La statue colossale de Napoléon pourrait faire exception parmi les œuvres de l’artiste ; mais ce n’est là qu’un projet : Bartolini attendait la décision des autorités de la ville d’Ajaccio pour savoir s’il le mettrait à exécution. Si cette décision est favorable, qu’il n’oublie pas d’étudier d’une manière plus sévère les draperies et de dégrossir les extrémités inférieures de cette statue, beaucoup trop carrée par la base, pour nous servir de l’une des expressions favorites du héros.

Le style de Bartolini est à la fois gracieux et sévère, mais peut-être un peu lourd. L’artiste a trop souvent oublié cette belle loi des deux forces que les grands sculpteurs grecs ont si heureusement appliquée à l’ensemble du corps humain et à chacune de ses parties : la loi de la force active, en vertu de laquelle ces parties agissent et se meuvent, et la loi de solidité, qu’aujourd’hui nous appellerions de gravité, en vertu de laquelle ces parties posent et sont soutenues. La première de ces lois conduit à l’élégance et à la légèreté, la seconde à la force et à la grandeur. Bartolini, quoique cherchant la grace, ne semble guère préoccupé que de la loi de solidité ; il l’exagère trop souvent et arrive à la lourdeur, comme dans son Napoléon, dans sa Junon et même dans son Jeune vendangeur dont les jambes paraissent trop fortes, et dont l’attitude n’a pas cette légèreté pétulante et joyeuse qui accompagne le commencement de l’ivresse. Plusieurs de ses bustes nous ont aussi paru taillés trop en force ; celui de la princesse Mathilde, fille du roi Jérôme, par exemple. L’ampleur et la liberté du travail nuisent à la parfaite correction des formes un peu vulgarisées, et qui ne rappellent que d’une manière fort éloignée la gracieuse élégance du modèle. L’Espérance en Dieu est peut-être la seule statue de Bartolini qui nous paraisse irréprochable ; néanmoins ce n’est pas encore là du grand style[1].

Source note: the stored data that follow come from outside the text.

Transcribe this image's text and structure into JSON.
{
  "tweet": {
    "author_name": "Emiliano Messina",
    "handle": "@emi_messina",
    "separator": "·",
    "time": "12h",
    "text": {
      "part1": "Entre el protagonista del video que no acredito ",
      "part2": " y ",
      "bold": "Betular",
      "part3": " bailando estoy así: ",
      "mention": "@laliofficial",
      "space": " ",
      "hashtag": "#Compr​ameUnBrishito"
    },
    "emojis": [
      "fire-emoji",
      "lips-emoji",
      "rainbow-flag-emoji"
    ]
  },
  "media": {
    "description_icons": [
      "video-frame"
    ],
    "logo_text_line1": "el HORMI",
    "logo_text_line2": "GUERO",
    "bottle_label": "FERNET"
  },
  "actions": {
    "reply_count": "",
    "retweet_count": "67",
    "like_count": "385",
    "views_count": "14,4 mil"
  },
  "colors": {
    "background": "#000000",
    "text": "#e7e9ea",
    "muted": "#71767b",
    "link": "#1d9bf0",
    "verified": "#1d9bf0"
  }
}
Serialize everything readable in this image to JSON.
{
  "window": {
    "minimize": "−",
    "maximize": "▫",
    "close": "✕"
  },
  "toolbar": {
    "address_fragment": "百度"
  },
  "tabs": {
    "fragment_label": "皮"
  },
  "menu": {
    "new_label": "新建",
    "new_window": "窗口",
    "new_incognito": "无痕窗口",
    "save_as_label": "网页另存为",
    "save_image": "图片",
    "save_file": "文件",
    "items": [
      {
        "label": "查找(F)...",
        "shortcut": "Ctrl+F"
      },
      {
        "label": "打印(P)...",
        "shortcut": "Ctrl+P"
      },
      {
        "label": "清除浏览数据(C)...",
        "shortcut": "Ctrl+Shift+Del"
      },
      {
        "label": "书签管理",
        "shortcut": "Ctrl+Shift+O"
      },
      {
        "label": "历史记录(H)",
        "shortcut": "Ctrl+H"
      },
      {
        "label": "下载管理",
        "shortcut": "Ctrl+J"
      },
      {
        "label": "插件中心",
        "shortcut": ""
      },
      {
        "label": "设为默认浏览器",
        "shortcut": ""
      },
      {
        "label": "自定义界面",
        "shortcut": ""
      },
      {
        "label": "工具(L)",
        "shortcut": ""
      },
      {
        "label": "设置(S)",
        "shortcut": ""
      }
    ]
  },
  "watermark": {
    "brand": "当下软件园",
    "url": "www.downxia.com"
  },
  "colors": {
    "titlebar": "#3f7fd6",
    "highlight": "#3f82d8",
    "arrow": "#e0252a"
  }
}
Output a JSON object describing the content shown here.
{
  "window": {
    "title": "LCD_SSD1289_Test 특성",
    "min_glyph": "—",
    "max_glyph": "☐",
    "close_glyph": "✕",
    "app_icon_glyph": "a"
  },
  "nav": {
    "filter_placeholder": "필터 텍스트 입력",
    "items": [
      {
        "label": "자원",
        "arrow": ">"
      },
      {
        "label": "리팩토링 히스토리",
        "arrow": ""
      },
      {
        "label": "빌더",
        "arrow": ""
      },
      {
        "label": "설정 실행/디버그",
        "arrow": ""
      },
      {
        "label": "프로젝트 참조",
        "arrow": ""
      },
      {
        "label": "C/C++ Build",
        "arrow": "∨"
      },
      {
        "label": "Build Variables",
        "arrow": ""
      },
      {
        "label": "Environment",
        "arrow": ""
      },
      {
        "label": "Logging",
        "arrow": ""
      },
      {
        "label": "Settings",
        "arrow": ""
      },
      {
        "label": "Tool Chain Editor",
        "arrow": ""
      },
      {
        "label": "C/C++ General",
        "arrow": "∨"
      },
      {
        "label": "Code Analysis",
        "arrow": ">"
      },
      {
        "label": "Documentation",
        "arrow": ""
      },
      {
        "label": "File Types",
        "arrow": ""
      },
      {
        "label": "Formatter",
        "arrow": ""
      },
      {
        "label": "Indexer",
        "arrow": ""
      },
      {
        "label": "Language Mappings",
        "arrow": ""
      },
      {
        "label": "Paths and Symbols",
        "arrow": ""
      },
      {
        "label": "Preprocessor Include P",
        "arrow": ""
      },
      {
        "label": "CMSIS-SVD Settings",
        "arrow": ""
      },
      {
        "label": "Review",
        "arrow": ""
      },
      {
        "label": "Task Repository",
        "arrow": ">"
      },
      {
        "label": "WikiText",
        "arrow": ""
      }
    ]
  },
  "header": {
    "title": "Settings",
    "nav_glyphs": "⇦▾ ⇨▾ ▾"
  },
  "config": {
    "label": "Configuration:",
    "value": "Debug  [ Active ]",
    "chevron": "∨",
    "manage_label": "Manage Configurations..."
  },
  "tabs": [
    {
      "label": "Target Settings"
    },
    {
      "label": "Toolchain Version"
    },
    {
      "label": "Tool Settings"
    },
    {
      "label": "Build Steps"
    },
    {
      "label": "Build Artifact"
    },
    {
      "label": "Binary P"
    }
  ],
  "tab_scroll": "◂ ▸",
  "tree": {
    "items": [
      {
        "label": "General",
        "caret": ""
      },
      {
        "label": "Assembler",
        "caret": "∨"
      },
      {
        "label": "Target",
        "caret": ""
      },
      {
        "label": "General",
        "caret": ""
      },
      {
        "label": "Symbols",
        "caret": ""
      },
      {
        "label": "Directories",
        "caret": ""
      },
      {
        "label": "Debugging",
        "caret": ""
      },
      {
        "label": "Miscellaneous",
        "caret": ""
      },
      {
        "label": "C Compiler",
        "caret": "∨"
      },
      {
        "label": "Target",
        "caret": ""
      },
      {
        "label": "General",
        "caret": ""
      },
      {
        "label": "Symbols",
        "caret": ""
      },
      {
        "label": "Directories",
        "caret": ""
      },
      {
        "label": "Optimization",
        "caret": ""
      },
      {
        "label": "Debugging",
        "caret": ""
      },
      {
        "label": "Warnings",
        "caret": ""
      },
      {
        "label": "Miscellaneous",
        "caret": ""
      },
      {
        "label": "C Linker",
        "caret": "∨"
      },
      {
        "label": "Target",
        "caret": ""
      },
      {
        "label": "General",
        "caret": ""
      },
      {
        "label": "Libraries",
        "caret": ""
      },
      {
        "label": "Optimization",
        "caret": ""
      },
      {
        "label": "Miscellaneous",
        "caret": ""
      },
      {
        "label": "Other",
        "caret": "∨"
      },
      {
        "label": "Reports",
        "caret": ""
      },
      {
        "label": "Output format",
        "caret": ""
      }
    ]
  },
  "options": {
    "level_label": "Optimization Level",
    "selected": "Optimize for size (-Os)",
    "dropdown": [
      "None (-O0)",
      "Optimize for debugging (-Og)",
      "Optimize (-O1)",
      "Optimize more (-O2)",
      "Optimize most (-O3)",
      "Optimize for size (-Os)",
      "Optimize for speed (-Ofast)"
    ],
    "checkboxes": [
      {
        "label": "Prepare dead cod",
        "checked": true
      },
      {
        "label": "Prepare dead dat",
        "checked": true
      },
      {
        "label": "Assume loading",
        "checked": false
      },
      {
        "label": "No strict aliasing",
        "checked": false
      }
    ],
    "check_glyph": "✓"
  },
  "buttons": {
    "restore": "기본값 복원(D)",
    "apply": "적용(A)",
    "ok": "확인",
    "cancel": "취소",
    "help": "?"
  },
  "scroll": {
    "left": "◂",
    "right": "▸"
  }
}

On a dit que les artistes se peignaient dans leurs ouvrages ; appliquée à Bartolini, cette remarque ne manquerait pas de justesse.

  1. La réduction du tombeau de M. N. de Demidoff, que Bartolini a envoyée cette année à l’exposition du Louvre, est un ouvrage d’une exécution précieuse, mais qui ne donne qu’une idée fort imparfaite du talent et de la manière du statuaire florentin.